The city has sold tax increment financing bonds directly to a developer once before — as part of the $15 million tax increment financing deal for Mondawmin Mall in 2008. Kraus said that deal has "worked well."
Thomas B. Lewis, a partner at Harbor Point's law firm, Gallagher Evelius & Jones, emphasized the developer plans to funnel the interest earned on the bonds back into the development by paying for a construction loan and to re-sell the bonds eventually.
"The interest rate on the bonds held by the developer will match what the developer will pay to the bank on the construction loan, leaving him with no mark-up, no profit and no benefit from holding bonds," Lewis said.
And, he noted in an email: "This overall approach accomplishes the funding of the infrastructure at a greatly reduced financing cost to the city."
Such arguments hold little sway for opponents of the financing.
City Councilman Carl Stokes criticized the sale of bonds to Beatty. Had the development team used its own money to build infrastructure, he said, the city could have seen increased property tax revenue right away instead of waiting for more than a decade, when projections show the tax revenue will exceed bond payments.
"The more you peel this onion, the more you cry," Stokes said. "The developer is the investor here. Most of the city is clear on what this is: It's not about jobs or growing the city. It's about growing this development."
The city ultimately would sell $107 million in tax increment financing bonds for the project, which would accumulate interest and fees for a total debt of $283 million.
City Council member Bill Henry, who voted against the public financing plan and argued for a smaller deal, said the developer would benefit from interest on the project's bonds. But he said the deal underscores how bullish Beatty is on Harbor Point.
"On the face of it, it's more evidence that he believes strongly in the project," he said. "It's an example of his willingness to put his own money into it."
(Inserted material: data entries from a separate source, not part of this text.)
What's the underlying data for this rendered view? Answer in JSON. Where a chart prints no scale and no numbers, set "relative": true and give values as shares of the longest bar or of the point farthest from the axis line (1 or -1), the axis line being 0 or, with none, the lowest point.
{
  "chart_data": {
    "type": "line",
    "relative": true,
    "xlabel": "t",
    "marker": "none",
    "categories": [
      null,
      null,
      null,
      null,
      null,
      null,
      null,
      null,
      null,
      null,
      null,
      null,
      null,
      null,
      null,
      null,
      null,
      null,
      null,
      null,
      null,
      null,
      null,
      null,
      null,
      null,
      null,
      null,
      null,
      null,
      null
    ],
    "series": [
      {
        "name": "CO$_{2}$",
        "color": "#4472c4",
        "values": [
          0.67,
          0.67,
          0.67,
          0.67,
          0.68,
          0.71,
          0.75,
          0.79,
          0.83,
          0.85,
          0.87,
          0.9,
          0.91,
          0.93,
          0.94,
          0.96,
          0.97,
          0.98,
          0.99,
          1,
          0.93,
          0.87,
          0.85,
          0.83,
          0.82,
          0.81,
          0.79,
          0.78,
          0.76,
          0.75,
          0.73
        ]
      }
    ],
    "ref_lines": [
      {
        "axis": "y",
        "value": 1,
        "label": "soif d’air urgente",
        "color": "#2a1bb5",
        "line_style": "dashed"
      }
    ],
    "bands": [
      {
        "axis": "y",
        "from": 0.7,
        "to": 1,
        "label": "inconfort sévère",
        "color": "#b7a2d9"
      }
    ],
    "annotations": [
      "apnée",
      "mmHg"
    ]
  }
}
The first phase of the project includes construction of a $10.4 million bridge connecting Central Avenue to Harbor Point, a $2 million contribution to the Crossroads charter school and other infrastructure projects.
City officials referred to the arrangement for the developer to buy the bonds in documents released in June but included few details.
The Baltimore Development Corp., the city's quasi-public development arm, provided the documents to Stokes, who released them to the public. Stokes had threatened to delay a hearing on the public financing unless the Rawlings-Blake administration turned over reports showing the project could not be built without it.
According to those documents, Beatty's group requested the arrangement under which the developer would hold the bonds through the first phase of construction, and the city agreed.
The documents also showed the tax increment financing plan would increase the anticipated return for both investors and the developer, who hopes to retain a "substantial ownership" in the project. With the city financing, the rate of return would climb to 14 percent from 10.7 percent, according to the documents.
The largely vacant Harbor Point site is assessed now at $10 million, but the Baltimore Development Corp. projects it would be valued at $1.8 billion for tax purposes when it is completed years from now.
Plans include a promenade, connecting a popular walkway and jogging route from Fells Point to Locust Point, and $59 million in public parks. Those features would be paid for through the tax increment financing.
Once fully built, city officials say, the project would contribute about $20 million a year in increased property taxes to the city's budget, which could be used for schools, roads, police and other projects.
Rawlings-Blake, a supporter of the development, said earlier this week she has listened carefully to the criticism but still thinks the project would benefit the city.
"For me, this is about creating jobs, jobs for Baltimore city residents," she said. "It's about creating a diverse tax base for the city. ... Yes, it's a project downtown, but when those funds go to the general fund, that goes all over the city."